On Tue, May 31, 2011 at 7:31 AM, Freddie Cash <fjwcash at gmail.com> wrote:
> On Tue, May 31, 2011 at 5:48 AM, Matt Thyer <matt.thyer at gmail.com> wrote:
>
>> What do people recommend for 8-STABLE as a PCIe SATA II HBA for someone
>> using ZFS ?
>>
>> Not wanting to break the bank.
>> Not interested in SATA III 6GB at this time... though it could be useful if
>> I add an SSD for... (is it ZIL ?).
>> Can this be added at any time ?
>>
>> The main issue is I need at least 10 ports total for all existing drives...
>> ZIL would require 11 so ideally we are talking a 6 port HBA.
>>
>
> SuperMicro AOC-USAS2-L8i works exceptionally well.  These are 8-port HBAs
> using the LSI1068 chipset, supported by the mpt(4) driver.  Support 3 Gpbs
> SATA/SAS, using multi-lane cables (2 connectors on the card, each connector
> supports 4 SATA ports), hot-plug, hot-swap.
>
> These are UIO cards, so the bracket that comes with it doesn't work with
> normal cases (the bracket is on the wrong side of the card; they're made for
> SuperMicro's UIO-based motherboards).  However, these are normal PCIe cards
> and work in any PCIe slot.  You either have to remove the bracket, or you
> can purchase separate brackets online.
>
> These cards are recommended on the zfs-discuss mailing list.  They are only
> ~$120 CDN at places like cdw.ca and newegg.ca.

+1 for LSI1068(e) controller + mpt driver.
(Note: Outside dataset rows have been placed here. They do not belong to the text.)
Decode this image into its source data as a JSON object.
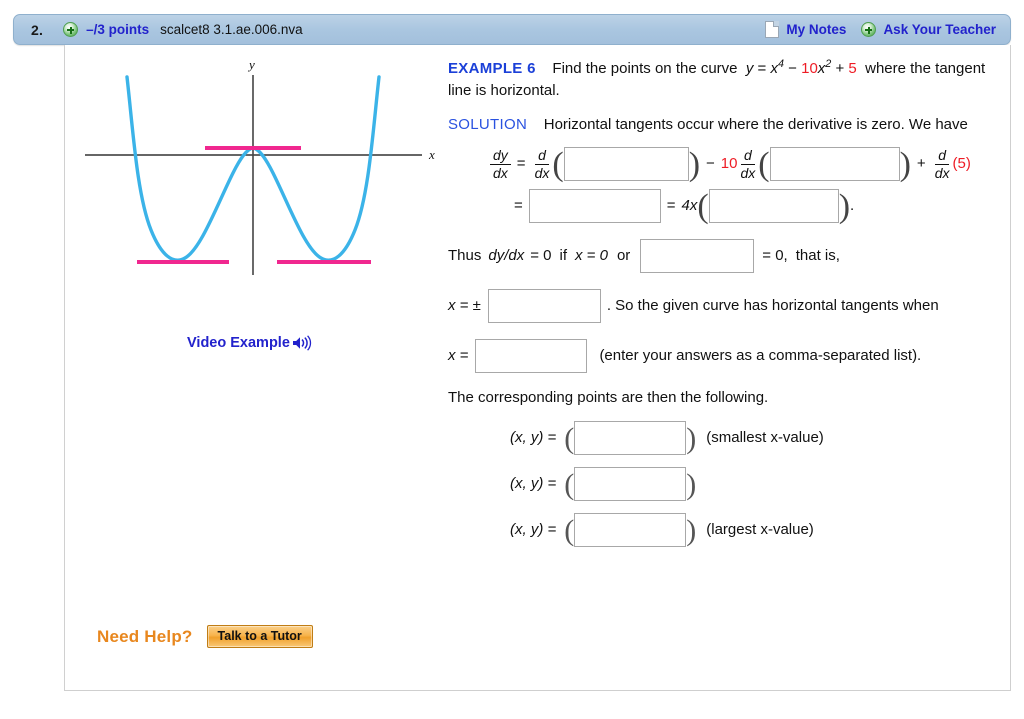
{
  "header": {
    "question_number": "2.",
    "add_icon": "plus-circle-icon",
    "points": "–/3 points",
    "assignment_id": "scalcet8 3.1.ae.006.nva",
    "notes_icon": "note-page-icon",
    "notes_label": "My Notes",
    "teacher_icon": "plus-circle-icon",
    "teacher_label": "Ask Your Teacher"
  },
  "graph": {
    "y_axis_label": "y",
    "x_axis_label": "x",
    "curve_color": "#3BB3E8",
    "tangent_color": "#F0278F",
    "axis_color": "#333333",
    "video_example_label": "Video Example",
    "speaker_icon": "speaker-sound-icon"
  },
  "problem": {
    "example_tag": "EXAMPLE 6",
    "statement_pre": "Find the points on the curve",
    "eq_y": "y",
    "eq_eq": "=",
    "eq_x": "x",
    "eq_pow4": "4",
    "eq_minus": "−",
    "eq_ten": "10",
    "eq_x2": "x",
    "eq_pow2": "2",
    "eq_plus": "+",
    "eq_five": "5",
    "statement_post": "where the tangent line is horizontal.",
    "solution_tag": "SOLUTION",
    "solution_text": "Horizontal tangents occur where the derivative is zero. We have"
  },
  "equation1": {
    "dy": "dy",
    "dx": "dx",
    "equals": "=",
    "d": "d",
    "d_dx": "dx",
    "open_paren": "(",
    "close_paren": ")",
    "minus": "−",
    "coefficient": "10",
    "plus": "+",
    "five_group": "(5)"
  },
  "equation2": {
    "equals1": "=",
    "equals2": "=",
    "four_x": "4x",
    "open_paren": "(",
    "close_paren": ")",
    "period": "."
  },
  "thus_line": {
    "thus": "Thus",
    "dydx": "dy/dx",
    "eq_zero": "= 0",
    "if": "if",
    "x_eq_zero": "x = 0",
    "or": "or",
    "eq_zero_after": "= 0,",
    "that_is": "that is,"
  },
  "pm_line": {
    "x_eq_pm": "x = ±",
    "after": ". So the given curve has horizontal tangents when"
  },
  "x_line": {
    "x_eq": "x =",
    "after": "(enter your answers as a comma-separated list)."
  },
  "points_intro": "The corresponding points are then the following.",
  "points_rows": [
    {
      "label": "(x, y)  =",
      "note": "(smallest x-value)"
    },
    {
      "label": "(x, y)  =",
      "note": ""
    },
    {
      "label": "(x, y)  =",
      "note": "(largest x-value)"
    }
  ],
  "help": {
    "label": "Need Help?",
    "button": "Talk to a Tutor"
  },
  "colors": {
    "header_blue": "#aac6e0",
    "link_blue": "#2222cc",
    "red": "#ee1c25",
    "orange": "#E8871E",
    "magenta": "#F0278F",
    "cyan": "#3BB3E8"
  }
}
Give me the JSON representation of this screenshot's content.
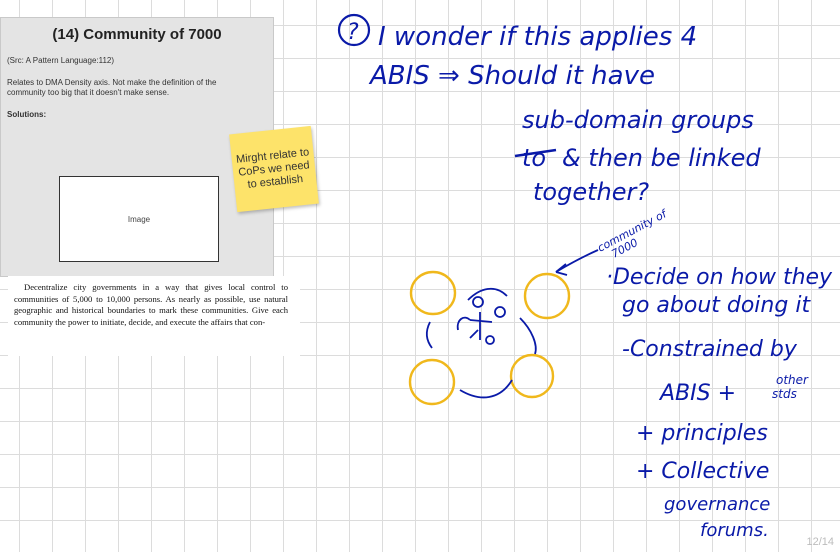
{
  "card": {
    "title": "(14) Community of 7000",
    "source": "(Src: A Pattern Language:112)",
    "description": "Relates to DMA Density axis.  Not make the definition of the community too big that it doesn't make sense.",
    "solutions_label": "Solutions:",
    "image_label": "Image"
  },
  "sticky_note": {
    "text": "Mirght relate to CoPs we need to establish",
    "color": "#fde36a"
  },
  "quote": {
    "text": "Decentralize city governments in a way that gives local control to communities of 5,000 to 10,000 persons. As nearly as possible, use natural geographic and historical boundaries to mark these communities. Give each community the power to initiate, decide, and execute the affairs that con-"
  },
  "handwriting": {
    "question_mark": "?",
    "line1": "I wonder if this applies 4",
    "line2": "ABIS ⇒ Should it have",
    "line3": "sub-domain groups",
    "line4_struck": "to",
    "line4": "& then be linked",
    "line5": "together?",
    "community_label_1": "community of",
    "community_label_2": "7000",
    "note1": "·Decide on how they",
    "note2": "go about doing it",
    "note3": "-Constrained by",
    "note4": "ABIS +",
    "note4_sup_1": "other",
    "note4_sup_2": "stds",
    "note5": "+ principles",
    "note6": "+ Collective",
    "note7": "governance",
    "note8": "forums."
  },
  "colors": {
    "ink_blue": "#0a1aa8",
    "highlight_yellow": "#f0b81c",
    "grid_line": "#dcdcdc"
  },
  "page_indicator": "12/14"
}
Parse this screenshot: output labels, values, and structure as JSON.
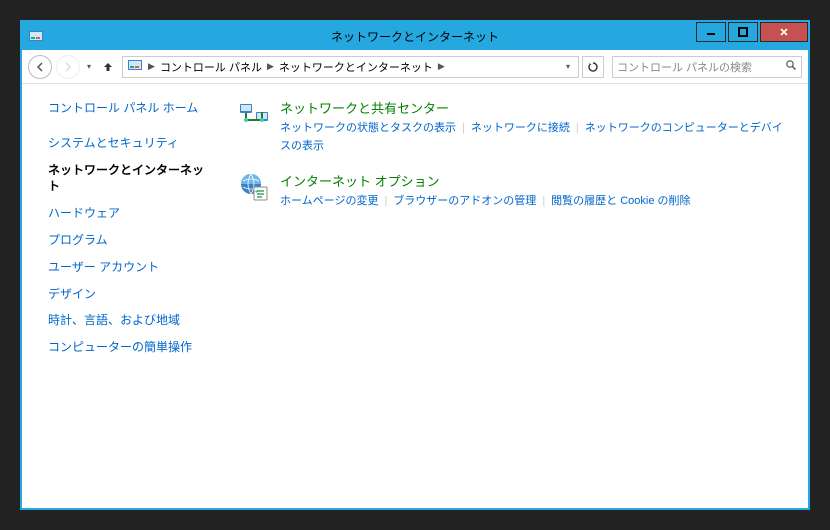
{
  "window": {
    "title": "ネットワークとインターネット"
  },
  "breadcrumb": {
    "items": [
      "コントロール パネル",
      "ネットワークとインターネット"
    ]
  },
  "search": {
    "placeholder": "コントロール パネルの検索"
  },
  "sidebar": {
    "home": "コントロール パネル ホーム",
    "items": [
      "システムとセキュリティ",
      "ネットワークとインターネット",
      "ハードウェア",
      "プログラム",
      "ユーザー アカウント",
      "デザイン",
      "時計、言語、および地域",
      "コンピューターの簡単操作"
    ],
    "active_index": 1
  },
  "categories": [
    {
      "icon": "network-sharing-icon",
      "title": "ネットワークと共有センター",
      "subs": [
        "ネットワークの状態とタスクの表示",
        "ネットワークに接続",
        "ネットワークのコンピューターとデバイスの表示"
      ]
    },
    {
      "icon": "internet-options-icon",
      "title": "インターネット オプション",
      "subs": [
        "ホームページの変更",
        "ブラウザーのアドオンの管理",
        "閲覧の履歴と Cookie の削除"
      ]
    }
  ]
}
It's cheap and it works.
Those LSI controllers are often hiding behind other brands. SuperMicro
mentioned above is one. Intel would be another -- search for Intel
SASUC8I. Tyan also sells one as TYAN P3208SR. LSI-branded controllers
tend to be a bit more expensive than rebranded ones, though
functionality is the same and you can often cross-flash firmware.

Keep in mind that HBAs based on LSI1068(e) can't handle hard drives
larger than 2TB and will truncate larger drive capacity to 2TB.

As for the SSD, you may want to hook them up to on-board SATA ports.
In my not-very scientific benchmark Intel's X25-M SSD connected to
on-board SATA port on ICH10 was able to deliver ~20% more reads/sec
than the same SSD connected to LSI1068 based controller.